Lying on the couch, she couldn’t stop crying. Was it wrong, she wondered, to need more from life than a slice of solitary birthday cake? Anything more was always out of her reach, and it hurt so much to keep trying. Wouldn’t she be better off to reach out for the frost and let it take her? Still, she couldn’t quite. She cried over her cowardice too.

She knew that she was loud enough to be heard in the hall. She tried to keep quiet, but then another surge of pain would come. On it went, and on, until she couldn’t think clearly enough to remember what she was crying about. Still she couldn’t stop.

When Jen woke, her apartment was dark except for the streetlights shining in the window. Her neck was sore from sleeping with the couch still folded up. Her head throbbed, her throat was raw, and her mouth tasted foul.
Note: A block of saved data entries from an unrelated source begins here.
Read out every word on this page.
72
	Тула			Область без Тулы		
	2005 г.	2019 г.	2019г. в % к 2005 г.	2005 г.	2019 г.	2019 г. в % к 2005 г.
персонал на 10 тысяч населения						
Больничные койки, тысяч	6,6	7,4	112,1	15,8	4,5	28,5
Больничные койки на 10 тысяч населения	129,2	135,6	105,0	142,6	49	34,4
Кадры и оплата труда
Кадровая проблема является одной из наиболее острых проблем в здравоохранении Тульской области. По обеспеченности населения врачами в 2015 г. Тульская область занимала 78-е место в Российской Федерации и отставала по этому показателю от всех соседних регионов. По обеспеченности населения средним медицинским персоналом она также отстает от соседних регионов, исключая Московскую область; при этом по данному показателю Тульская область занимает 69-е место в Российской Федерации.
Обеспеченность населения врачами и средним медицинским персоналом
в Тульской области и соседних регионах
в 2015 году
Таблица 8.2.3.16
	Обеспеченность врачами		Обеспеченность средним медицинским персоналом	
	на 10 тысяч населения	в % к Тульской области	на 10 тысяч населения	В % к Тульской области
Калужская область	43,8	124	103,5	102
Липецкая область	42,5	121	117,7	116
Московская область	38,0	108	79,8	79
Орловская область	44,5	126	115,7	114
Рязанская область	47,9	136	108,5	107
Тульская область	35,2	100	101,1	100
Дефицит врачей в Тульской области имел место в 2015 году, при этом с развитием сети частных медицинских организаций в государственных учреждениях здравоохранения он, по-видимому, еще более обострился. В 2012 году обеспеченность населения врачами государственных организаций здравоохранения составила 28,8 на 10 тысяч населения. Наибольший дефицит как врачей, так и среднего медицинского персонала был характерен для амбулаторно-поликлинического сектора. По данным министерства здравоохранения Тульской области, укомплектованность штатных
She groped her way into the bathroom for some aspirin, then into the kitchen for water. She tried to accomplish the whole trip without waking all the way up. That possibility evaporated when she turned back from the sink.

There was something on the cake, something big enough to see in bad light. Jen wanted to run away, but she couldn’t leave whatever it was with her in the dark. She edged around it to flip on the kitchen light–and saw her first fairy.

Not that she knew right away. It took minutes for her eyes to convince her brain that the head of dark gray hair resting in a hollow in the cake wasn’t a mouse. But mice didn’t have wings. Whatever was in her cake definitely did, translucent gray-green sheeny wings cupped around its sleeping body. Their edges fluttered as the fairy breathed in and out in its sleep.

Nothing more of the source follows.